# 02 Add Two Numbers

### Description

You are given two **non-empty** linked lists representing two non-negative integers. The digits are stored in **reverse order**, and each of their nodes contains a single digit. Add the two numbers and return the sum as a linked list.

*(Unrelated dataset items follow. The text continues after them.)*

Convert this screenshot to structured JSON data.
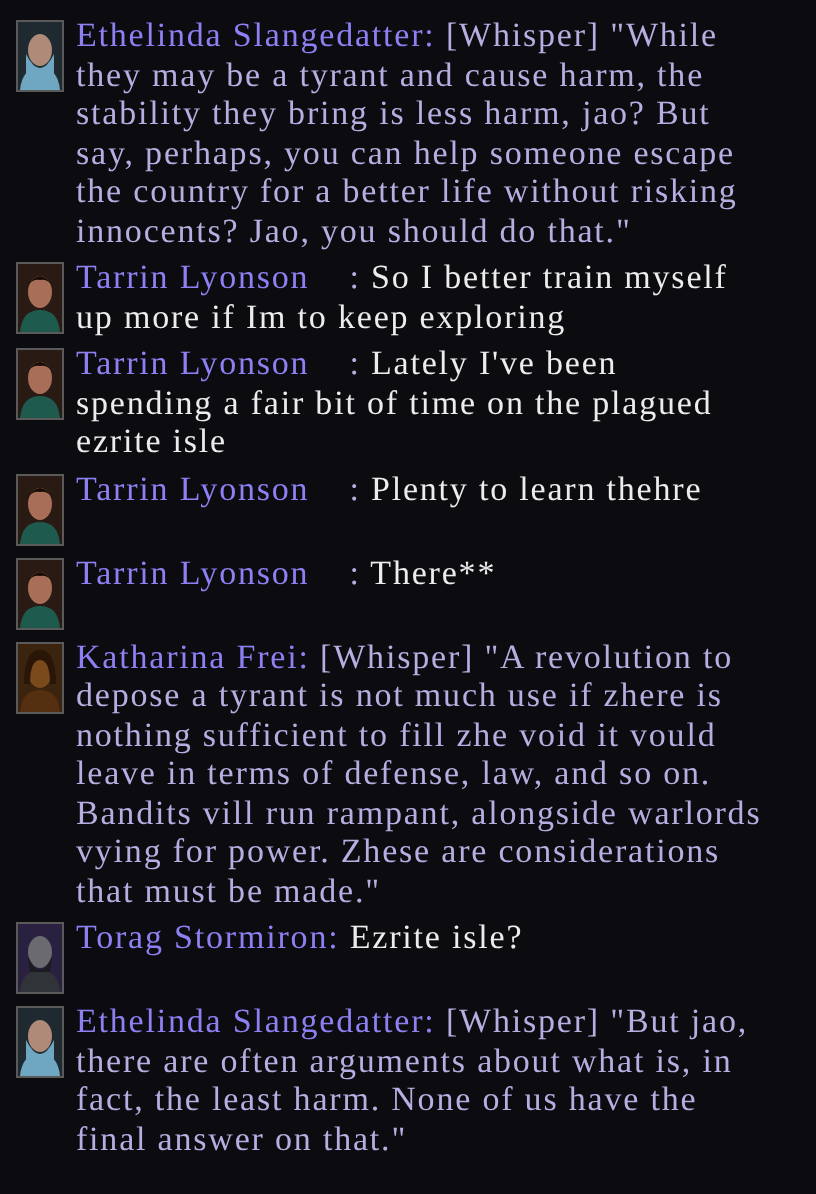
{
  "messages": [
    {
      "name": "Ethelinda Slangedatter:",
      "channel": "[Whisper]",
      "text": "\"While they may be a tyrant and cause harm, the stability they bring is less harm, jao? But say, perhaps, you can help someone escape the country for a better life without risking innocents? Jao, you should do that.\"",
      "kind": "whisper",
      "avatar": {
        "kind": "veiled"
      }
    },
    {
      "name": "Tarrin Lyonson",
      "separator": ":",
      "text": "So I better train myself up more if Im to keep exploring",
      "kind": "say",
      "avatar": {
        "kind": "dark-hair"
      }
    },
    {
      "name": "Tarrin Lyonson",
      "separator": ":",
      "text": "Lately I've been spending a fair bit of time on the plagued ezrite isle",
      "kind": "say",
      "avatar": {
        "kind": "dark-hair"
      }
    },
    {
      "name": "Tarrin Lyonson",
      "separator": ":",
      "text": "Plenty to learn thehre",
      "kind": "say",
      "avatar": {
        "kind": "dark-hair"
      }
    },
    {
      "name": "Tarrin Lyonson",
      "separator": ":",
      "text": "There**",
      "kind": "say",
      "avatar": {
        "kind": "dark-hair"
      }
    },
    {
      "name": "Katharina Frei:",
      "channel": "[Whisper]",
      "text": "\"A revolution to depose a tyrant is not much use if zhere is nothing sufficient to fill zhe void it vould leave in terms of defense, law, and so on. Bandits vill run rampant, alongside warlords vying for power. Zhese are considerations that must be made.\"",
      "kind": "whisper",
      "avatar": {
        "kind": "hooded"
      }
    },
    {
      "name": "Torag Stormiron:",
      "text": "Ezrite isle?",
      "kind": "say",
      "avatar": {
        "kind": "bearded"
      }
    },
    {
      "name": "Ethelinda Slangedatter:",
      "channel": "[Whisper]",
      "text": "\"But jao, there are often arguments about what is, in fact, the least harm. None of us have the final answer on that.\"",
      "kind": "whisper",
      "avatar": {
        "kind": "veiled"
      }
    }
  ]
}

You may assume the two numbers do not contain any leading zero, except the number 0 itself.

### Simple Solution

This problem is actually relatively simple as long as I am pretty familiar with linked list (not with c++ grammar however, which is necessary for me to catch up). Just set up one carrier bit, and then add up digits one by one. Sort like merging two sorted arrays.

### Code

```
class Solution {
public:
ListNode* addTwoNumbers(ListNode* l1, ListNode* l2) {
int carrier = 0;
ListNode* answer = new ListNode;
ListNode* ans = answer;
while (l1 != NULL && l2 != NULL) {
ans->val = (l1->val + l2->val + carrier) % 10;
carrier = (l1->val + l2->val + carrier) / 10;
if (l1->next != NULL || l2->next != NULL) {
ListNode* newNode = new ListNode;
ans = ans->next = newNode;
}
l1 = l1->next;
l2 = l2->next;
}
while (l1 != NULL) {
ans->val = (l1->val + carrier) % 10;
carrier = (l1->val + carrier) / 10;
if (l1->next != NULL) {
ListNode* newNode = new ListNode;
ans = ans->next = newNode;
}
l1 = l1->next;
}
while (l2 != NULL) {
ans->val = (l2->val + carrier) % 10;
carrier = (l2->val + carrier) / 10;
if (l2->next != NULL) {
ListNode* newNode = new ListNode;
ans = ans->next = newNode;
}
l2 = l2->next;
}
if (carrier != 0) {
ListNode* newNode = new ListNode;
ans = ans->next = newNode;
ans->val = carrier;
}
return answer;
}
};
```

### Complexity Analysis

Time complexity

This code need and only need one way look up. As a result, the time complexity is $O(n)$.

Space complexity

Only one linked list is need and one carrier int. So space complexity is also $O(n)$.